In fact, the main conclusion from this investigation is that the main factors to assess whether a lead–acid battery ESS should be hybridized with supercapacitors are the thermal parameters, rather than the economic ones. The poorest the thermal conditions, the more likely the hybridization to be beneficial.
6. Conclusions
This paper describes a methodology to hybridize a battery-based energy storage system using supercapacitors for a smoother power profile, presenting a new control scheme, a new battery degradation mechanism model and an economic viability analysis. Compared to a system with only lead–acid batteries, the hybrid system features longer battery life. The results showed that a simple first-order low-pass filter is an effective and reliable solution for the power filtering, performing more favorably than higher order FIR filters given the limited supercapacitors capacity and strict voltage limits. Apparently, the supercapacitors result in fewer microcycles, but also in lower average battery temperature due to the smoother current profile that yields less power losses compared to a fluctuating current in the battery-alone case. This also highlights the importance in capturing both DoD and temperature effects in a battery degradation model, such as in the one proposed.
Especially when there is access to second-resolution time series that allows visibility to numerous microcycles, an appropriate microcycles cycle life DoD model should be used; if not available, the microcycles should instead be completely disregarded from the profile to avoid erroneous battery life estimation. A sensitivity analysis showed that the thermal parameters of the system not only affect the battery life, but play a major role in the hybridization benefit: poorer or better thermal conditions render the hybridization more or less useful respectively.

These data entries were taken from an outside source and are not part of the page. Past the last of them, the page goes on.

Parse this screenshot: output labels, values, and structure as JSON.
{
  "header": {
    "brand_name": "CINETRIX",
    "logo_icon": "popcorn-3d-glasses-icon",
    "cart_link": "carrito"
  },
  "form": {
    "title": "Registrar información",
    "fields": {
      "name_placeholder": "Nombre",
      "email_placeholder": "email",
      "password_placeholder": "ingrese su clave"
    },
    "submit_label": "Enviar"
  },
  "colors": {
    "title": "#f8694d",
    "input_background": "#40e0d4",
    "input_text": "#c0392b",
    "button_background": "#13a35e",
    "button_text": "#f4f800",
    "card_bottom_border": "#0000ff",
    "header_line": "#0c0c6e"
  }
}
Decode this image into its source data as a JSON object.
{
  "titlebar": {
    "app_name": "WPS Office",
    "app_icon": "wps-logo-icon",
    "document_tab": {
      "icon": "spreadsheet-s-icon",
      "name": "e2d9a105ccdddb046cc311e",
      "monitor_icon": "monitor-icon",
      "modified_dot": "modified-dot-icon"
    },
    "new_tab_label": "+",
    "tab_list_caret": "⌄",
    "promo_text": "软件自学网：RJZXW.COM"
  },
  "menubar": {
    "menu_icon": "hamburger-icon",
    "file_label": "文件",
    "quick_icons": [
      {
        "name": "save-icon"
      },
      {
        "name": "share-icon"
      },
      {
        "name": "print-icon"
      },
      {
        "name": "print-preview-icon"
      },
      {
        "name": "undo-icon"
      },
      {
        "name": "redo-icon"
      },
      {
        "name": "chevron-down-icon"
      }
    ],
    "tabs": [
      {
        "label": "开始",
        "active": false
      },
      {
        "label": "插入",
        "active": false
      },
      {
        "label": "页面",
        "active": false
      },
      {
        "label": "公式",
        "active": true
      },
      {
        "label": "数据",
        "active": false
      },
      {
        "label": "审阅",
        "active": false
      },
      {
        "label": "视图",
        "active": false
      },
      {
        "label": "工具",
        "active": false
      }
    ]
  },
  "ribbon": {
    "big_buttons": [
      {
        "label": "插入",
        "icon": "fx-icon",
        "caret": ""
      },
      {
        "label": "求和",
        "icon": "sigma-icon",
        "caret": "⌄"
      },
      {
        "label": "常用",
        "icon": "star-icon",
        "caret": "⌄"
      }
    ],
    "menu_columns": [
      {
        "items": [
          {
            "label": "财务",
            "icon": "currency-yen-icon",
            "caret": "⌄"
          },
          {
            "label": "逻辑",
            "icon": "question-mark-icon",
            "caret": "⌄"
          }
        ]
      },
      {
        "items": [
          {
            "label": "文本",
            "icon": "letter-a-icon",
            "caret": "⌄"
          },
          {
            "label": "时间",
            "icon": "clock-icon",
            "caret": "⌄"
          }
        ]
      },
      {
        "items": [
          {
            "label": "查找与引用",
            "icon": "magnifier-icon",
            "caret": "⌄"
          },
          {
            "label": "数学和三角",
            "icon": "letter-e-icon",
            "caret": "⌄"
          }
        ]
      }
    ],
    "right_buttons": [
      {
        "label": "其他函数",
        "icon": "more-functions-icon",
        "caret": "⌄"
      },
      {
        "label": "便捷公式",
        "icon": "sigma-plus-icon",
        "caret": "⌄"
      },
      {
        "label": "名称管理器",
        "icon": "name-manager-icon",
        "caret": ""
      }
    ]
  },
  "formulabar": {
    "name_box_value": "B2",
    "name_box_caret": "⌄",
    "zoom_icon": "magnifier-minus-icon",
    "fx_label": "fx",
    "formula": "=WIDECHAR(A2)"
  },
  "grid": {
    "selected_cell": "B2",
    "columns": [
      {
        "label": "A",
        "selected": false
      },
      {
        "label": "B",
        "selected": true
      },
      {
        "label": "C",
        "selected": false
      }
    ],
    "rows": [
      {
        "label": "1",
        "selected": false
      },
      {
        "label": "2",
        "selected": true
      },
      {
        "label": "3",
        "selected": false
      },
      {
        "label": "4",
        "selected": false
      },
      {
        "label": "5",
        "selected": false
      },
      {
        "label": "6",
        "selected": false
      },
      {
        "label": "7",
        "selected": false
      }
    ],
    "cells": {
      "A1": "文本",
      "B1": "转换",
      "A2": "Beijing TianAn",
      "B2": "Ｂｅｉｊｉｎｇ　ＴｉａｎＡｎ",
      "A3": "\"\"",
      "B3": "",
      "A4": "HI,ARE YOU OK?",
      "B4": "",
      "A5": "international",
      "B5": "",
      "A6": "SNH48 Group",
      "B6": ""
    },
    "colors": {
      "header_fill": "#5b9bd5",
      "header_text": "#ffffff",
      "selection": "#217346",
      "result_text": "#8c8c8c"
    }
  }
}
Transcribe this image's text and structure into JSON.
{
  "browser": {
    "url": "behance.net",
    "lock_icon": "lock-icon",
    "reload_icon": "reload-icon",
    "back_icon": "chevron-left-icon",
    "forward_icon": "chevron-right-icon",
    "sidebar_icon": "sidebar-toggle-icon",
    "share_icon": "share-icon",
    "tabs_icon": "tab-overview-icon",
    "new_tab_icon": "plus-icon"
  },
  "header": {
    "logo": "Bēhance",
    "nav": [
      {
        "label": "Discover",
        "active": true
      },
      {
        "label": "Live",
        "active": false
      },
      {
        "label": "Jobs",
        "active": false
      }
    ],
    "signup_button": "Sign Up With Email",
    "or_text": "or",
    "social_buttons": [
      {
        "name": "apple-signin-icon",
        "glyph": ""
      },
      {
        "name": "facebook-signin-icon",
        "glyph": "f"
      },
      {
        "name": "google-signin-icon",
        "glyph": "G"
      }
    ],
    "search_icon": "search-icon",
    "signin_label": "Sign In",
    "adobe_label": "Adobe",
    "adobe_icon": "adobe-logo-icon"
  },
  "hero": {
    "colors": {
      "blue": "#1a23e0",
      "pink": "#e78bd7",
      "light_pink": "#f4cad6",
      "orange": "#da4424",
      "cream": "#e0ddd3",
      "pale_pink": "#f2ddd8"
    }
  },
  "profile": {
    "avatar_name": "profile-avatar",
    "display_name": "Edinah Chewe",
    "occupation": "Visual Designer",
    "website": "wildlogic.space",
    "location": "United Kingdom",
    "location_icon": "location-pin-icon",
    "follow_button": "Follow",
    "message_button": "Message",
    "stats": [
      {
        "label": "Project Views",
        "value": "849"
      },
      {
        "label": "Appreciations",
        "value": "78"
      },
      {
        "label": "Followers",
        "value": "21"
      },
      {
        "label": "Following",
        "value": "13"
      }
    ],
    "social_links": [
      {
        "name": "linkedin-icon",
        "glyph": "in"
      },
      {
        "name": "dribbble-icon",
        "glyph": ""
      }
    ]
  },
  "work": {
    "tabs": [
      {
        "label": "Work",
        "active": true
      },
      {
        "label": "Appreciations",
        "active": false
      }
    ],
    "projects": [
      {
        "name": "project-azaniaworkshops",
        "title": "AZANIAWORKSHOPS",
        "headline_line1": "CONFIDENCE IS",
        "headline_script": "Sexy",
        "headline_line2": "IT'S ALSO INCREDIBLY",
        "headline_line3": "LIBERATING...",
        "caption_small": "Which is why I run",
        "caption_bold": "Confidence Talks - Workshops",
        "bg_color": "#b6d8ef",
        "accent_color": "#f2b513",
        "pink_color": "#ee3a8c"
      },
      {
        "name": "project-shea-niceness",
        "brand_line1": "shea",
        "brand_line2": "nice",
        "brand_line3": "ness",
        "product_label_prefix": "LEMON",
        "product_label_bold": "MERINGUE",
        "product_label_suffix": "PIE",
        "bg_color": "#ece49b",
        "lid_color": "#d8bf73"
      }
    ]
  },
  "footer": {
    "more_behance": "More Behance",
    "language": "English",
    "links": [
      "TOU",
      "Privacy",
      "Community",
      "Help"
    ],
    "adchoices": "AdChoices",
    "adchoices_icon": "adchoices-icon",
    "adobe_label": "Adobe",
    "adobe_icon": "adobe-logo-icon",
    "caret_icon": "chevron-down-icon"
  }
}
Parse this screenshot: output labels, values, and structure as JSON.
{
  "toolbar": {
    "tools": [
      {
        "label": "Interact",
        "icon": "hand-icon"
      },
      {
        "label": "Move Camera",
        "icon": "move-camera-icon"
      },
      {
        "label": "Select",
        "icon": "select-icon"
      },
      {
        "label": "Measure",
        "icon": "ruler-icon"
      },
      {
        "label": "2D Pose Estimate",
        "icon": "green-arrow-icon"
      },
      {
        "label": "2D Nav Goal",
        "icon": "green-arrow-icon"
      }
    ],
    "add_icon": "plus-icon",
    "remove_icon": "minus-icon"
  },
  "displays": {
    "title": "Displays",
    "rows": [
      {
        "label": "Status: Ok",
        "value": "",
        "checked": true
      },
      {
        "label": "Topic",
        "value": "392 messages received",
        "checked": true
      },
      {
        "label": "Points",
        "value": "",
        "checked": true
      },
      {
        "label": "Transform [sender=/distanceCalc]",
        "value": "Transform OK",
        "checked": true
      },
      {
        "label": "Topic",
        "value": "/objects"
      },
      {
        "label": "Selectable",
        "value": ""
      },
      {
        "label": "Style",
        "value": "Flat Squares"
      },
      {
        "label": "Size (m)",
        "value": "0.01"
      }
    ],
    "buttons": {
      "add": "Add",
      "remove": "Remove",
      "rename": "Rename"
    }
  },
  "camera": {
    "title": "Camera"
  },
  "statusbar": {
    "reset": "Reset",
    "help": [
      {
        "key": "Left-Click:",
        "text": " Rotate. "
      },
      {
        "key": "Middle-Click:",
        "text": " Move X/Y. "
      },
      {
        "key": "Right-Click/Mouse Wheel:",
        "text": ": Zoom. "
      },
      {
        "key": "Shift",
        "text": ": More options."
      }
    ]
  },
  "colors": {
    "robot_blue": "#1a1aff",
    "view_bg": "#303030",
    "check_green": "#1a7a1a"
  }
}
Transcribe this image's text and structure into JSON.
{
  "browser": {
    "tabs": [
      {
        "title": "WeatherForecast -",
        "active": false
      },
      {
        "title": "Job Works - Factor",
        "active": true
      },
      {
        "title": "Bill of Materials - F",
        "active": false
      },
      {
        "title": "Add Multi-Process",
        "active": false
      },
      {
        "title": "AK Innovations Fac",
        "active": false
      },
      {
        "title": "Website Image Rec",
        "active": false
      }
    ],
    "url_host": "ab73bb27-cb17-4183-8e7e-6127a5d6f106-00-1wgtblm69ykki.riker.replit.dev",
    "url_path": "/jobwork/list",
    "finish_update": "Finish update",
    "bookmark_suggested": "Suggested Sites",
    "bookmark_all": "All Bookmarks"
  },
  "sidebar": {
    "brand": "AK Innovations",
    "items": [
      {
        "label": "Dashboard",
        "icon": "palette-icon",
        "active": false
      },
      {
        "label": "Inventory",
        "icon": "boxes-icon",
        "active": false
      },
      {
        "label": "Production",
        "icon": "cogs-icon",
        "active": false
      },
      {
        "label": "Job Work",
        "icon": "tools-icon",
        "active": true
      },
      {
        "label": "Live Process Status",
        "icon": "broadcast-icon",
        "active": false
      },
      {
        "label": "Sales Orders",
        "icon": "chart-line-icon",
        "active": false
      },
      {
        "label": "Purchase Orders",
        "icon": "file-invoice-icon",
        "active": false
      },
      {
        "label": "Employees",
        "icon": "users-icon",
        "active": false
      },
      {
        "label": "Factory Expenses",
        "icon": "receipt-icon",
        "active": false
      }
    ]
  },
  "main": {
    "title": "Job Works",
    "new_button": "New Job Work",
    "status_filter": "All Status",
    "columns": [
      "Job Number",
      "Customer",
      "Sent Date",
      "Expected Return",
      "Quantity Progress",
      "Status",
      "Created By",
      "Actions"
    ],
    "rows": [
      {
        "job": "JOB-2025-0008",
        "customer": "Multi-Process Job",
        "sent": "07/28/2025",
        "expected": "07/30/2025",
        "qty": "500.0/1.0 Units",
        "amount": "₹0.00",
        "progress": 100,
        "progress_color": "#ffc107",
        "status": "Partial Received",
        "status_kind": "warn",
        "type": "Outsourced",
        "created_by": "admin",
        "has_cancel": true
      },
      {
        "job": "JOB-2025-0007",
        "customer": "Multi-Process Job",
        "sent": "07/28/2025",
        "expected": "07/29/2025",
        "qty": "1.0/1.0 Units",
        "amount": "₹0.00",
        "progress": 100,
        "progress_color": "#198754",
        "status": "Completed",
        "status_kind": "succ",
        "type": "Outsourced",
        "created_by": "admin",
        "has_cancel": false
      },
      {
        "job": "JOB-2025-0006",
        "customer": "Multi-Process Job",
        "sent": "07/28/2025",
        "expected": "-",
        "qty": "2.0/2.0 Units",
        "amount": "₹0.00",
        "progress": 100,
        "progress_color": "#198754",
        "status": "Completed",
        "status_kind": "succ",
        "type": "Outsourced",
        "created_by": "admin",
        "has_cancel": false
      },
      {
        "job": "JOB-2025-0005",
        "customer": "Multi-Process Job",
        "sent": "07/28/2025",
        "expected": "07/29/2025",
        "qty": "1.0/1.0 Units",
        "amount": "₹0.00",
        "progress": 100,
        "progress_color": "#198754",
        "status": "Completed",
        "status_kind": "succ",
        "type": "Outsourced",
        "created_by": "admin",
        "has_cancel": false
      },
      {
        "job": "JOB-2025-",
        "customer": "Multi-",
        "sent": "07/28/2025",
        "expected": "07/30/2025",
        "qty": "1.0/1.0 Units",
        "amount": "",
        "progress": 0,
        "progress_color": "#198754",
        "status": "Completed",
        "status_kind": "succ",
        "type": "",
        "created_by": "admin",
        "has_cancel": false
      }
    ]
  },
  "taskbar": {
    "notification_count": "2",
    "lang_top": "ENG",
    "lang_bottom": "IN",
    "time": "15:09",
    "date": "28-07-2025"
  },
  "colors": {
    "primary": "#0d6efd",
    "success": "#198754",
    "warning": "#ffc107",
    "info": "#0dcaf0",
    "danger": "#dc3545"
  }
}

This is confirmed by the economic analysis, which concludes that the financial benefit of the hybridization depends more on the thermal conditions rather than the economic parameters of the investment.
The methodology and findings of this study may be useful when exploring hybridization options for battery ESS in standalone microgrids. In addition, this type of hybrid ESS has great grid-connected potential as well, mainly in facilitating high levels of renewables integration. It is nowadays seen as a credible way to absorb generation and load intermittency and provide ancillary services to the power system, such as frequency response and inertia emulation, functions that again result in irregular charge/discharge battery profiles that hint towards a hybrid ESS.
Furthermore, it is worth noting that the core of the proposed methodology applies to Li-ion battery systems as well, which is increasingly gaining popularity due to longer life, smaller size and less weight. Most steps of this paper’s methodology will be common in this case, but with substantially different characteristics and parameters that do not allow for straightforward extrapolation of this study findings to Li-ion battery systems.